Projects

Evaluating the utility of cis-regulatory element graphs for modeling gene regulation

Cis-regulatory elements (CREs) play a key role in transcriptional regulation. While the growing availability of genomic data has facilitated the annotation of CREs, the rules and mechanisms which govern how CREs regulate genes is still not fully understood. Here we propose a new graph-based framework for modeling CRE-gene interactions, which will allow for improved understanding of gene regulation and the creation of new resources for the computational and machine learning community.


Multi-Omics DACC: The Data Analysis and Coordination Center for the collaborative multi-omics for health and disease initiative

The NIH is establishing a new Multi-Omics for Health and Disease Consortium to apply multi-omic technologies to study health and disease in ancestrally diverse populations. This project aims to establish a data analysis and coordination center to coordinate and support the Consortium’s activities and maximize its success. The center will manage consortium data, coordinate and contribute to protocol development and data analysis, create a multi-dimensional dataset and a data portal, and provide outreach to disseminate consortium results.

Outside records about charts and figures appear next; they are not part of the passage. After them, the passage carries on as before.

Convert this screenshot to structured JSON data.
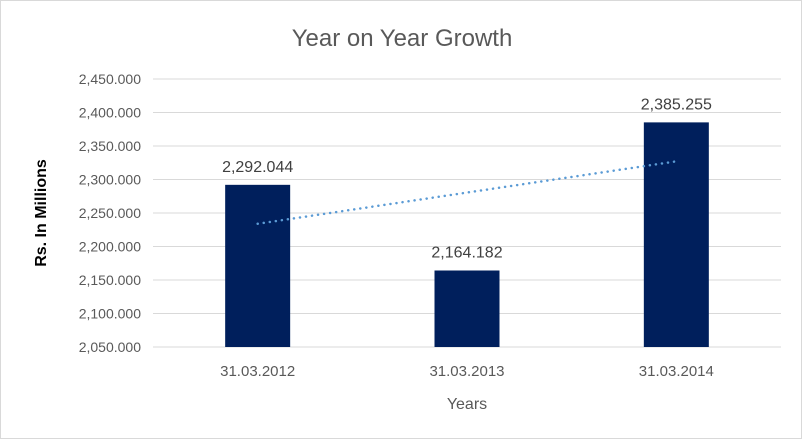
{
  "chart_data": {
    "type": "bar",
    "title": "Year on Year Growth",
    "xlabel": "Years",
    "ylabel": "Rs. In Millions",
    "categories": [
      "31.03.2012",
      "31.03.2013",
      "31.03.2014"
    ],
    "values": [
      2292.044,
      2164.182,
      2385.255
    ],
    "data_labels": [
      "2,292.044",
      "2,164.182",
      "2,385.255"
    ],
    "ylim": [
      2050,
      2450
    ],
    "yticks": [
      2050,
      2100,
      2150,
      2200,
      2250,
      2300,
      2350,
      2400,
      2450
    ],
    "ytick_labels": [
      "2,050.000",
      "2,100.000",
      "2,150.000",
      "2,200.000",
      "2,250.000",
      "2,300.000",
      "2,350.000",
      "2,400.000",
      "2,450.000"
    ],
    "grid": true,
    "trendline": {
      "type": "linear",
      "style": "dotted",
      "color": "#5B9BD5"
    },
    "bar_color": "#001F5C"
  }
}
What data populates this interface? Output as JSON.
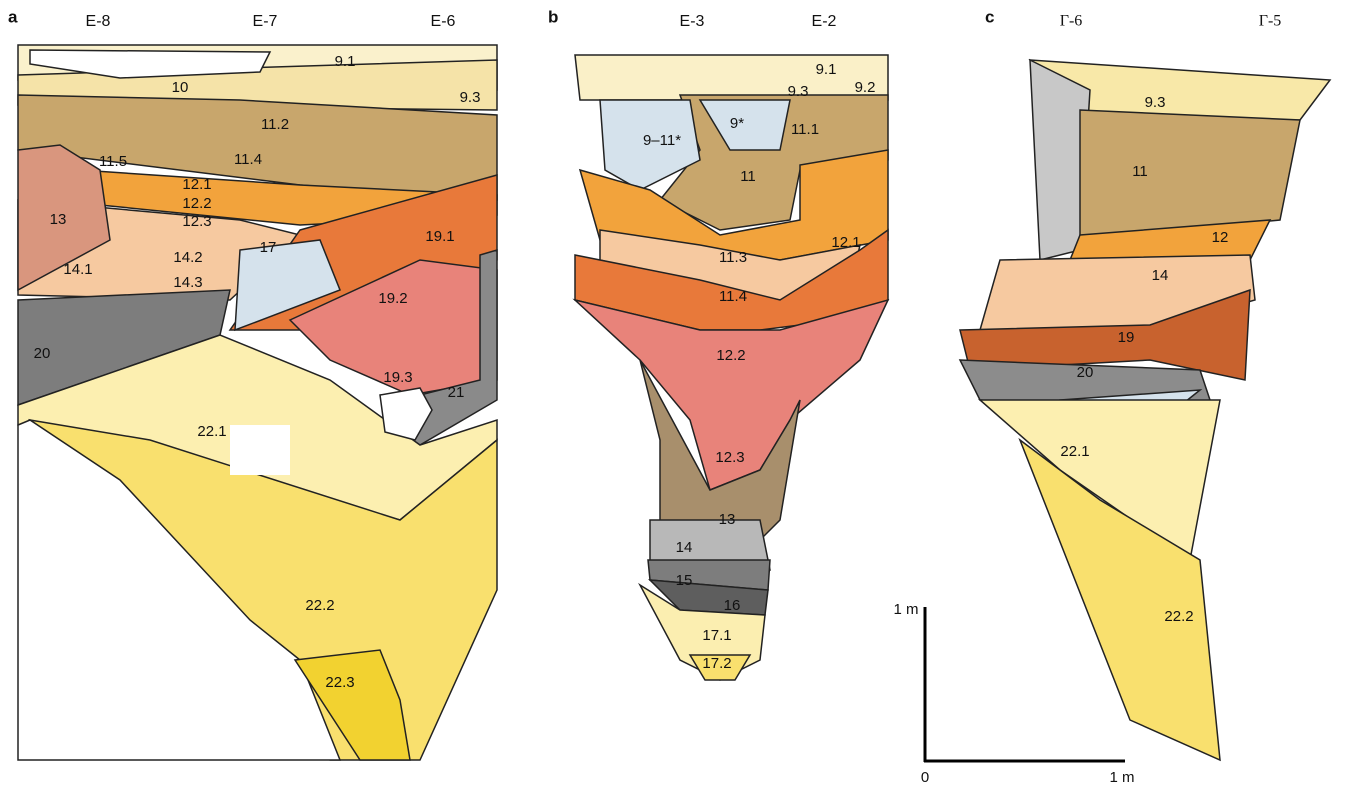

A comprehensive genomic community resource of transcriptional regulation

The human genome contains approximately 20,000 genes; in order to function properly, individual cells in the human body must precisely regulate the rate at which they use each of these genes through processes called transcriptional regulation. Segments of non-coding DNA outside of genes called regulatory elements mediate these processes, and differences in DNA sequence within regulatory elements can predispose individuals to developing particular traits or diseases. This project aims to build a comprehensive resource of regulatory elements in the human genome, including deep-learning models of their regulatory syntax, which will help researchers to understand how these regulatory elements function and to better design follow-up research to understand and treat disease

igSCREEN: An integrative data and annotation platform of gene regulation for immune-mediated disease research

Our genetic background underpins our responses to a wide variety of diseases including infection, autoimmune diseases, and cancer; machine learning and deep-sequencing based genomics technologies are revolutionizing our understanding of immunobiology and contribute to clinical predictions and recommendations. We propose to draw on the wealth of genetic and epigenetic data and our expertise in large-scale computational genomics to build a data integration and visualization platform for supporting a wide range of immune-mediated disease research.

Expanding transcriptional regulation resources to aid in the prioritization and interpretation of non-coding disease variants

We aim to enhance our existing resources for understanding transcriptional regulation (SCREEN & FactorBook), to prioritize and annotate non-coding disease variants implicated in Mendelian diseases. We propose to create ARGO (Aggregate Rank Generator), a novel web applet for prioritizing non-coding variants. ARGO will rank variants using a combination of sequence, element-level annotations, and gene properties, incorporating rank aggregation methods for a robust analysis. It will guide users in selecting annotations and thresholds with curated sets of functionally validated variants. Additionally, we propose to integrate large language models (LLMs) to enable natural language querying, enhancing accessibility and usability of our resources. Our approach aims to provide dynamic, user-tailored variant prioritization and make complex genomic data more approachable for a wider range of researchers, including those with clinical focuses.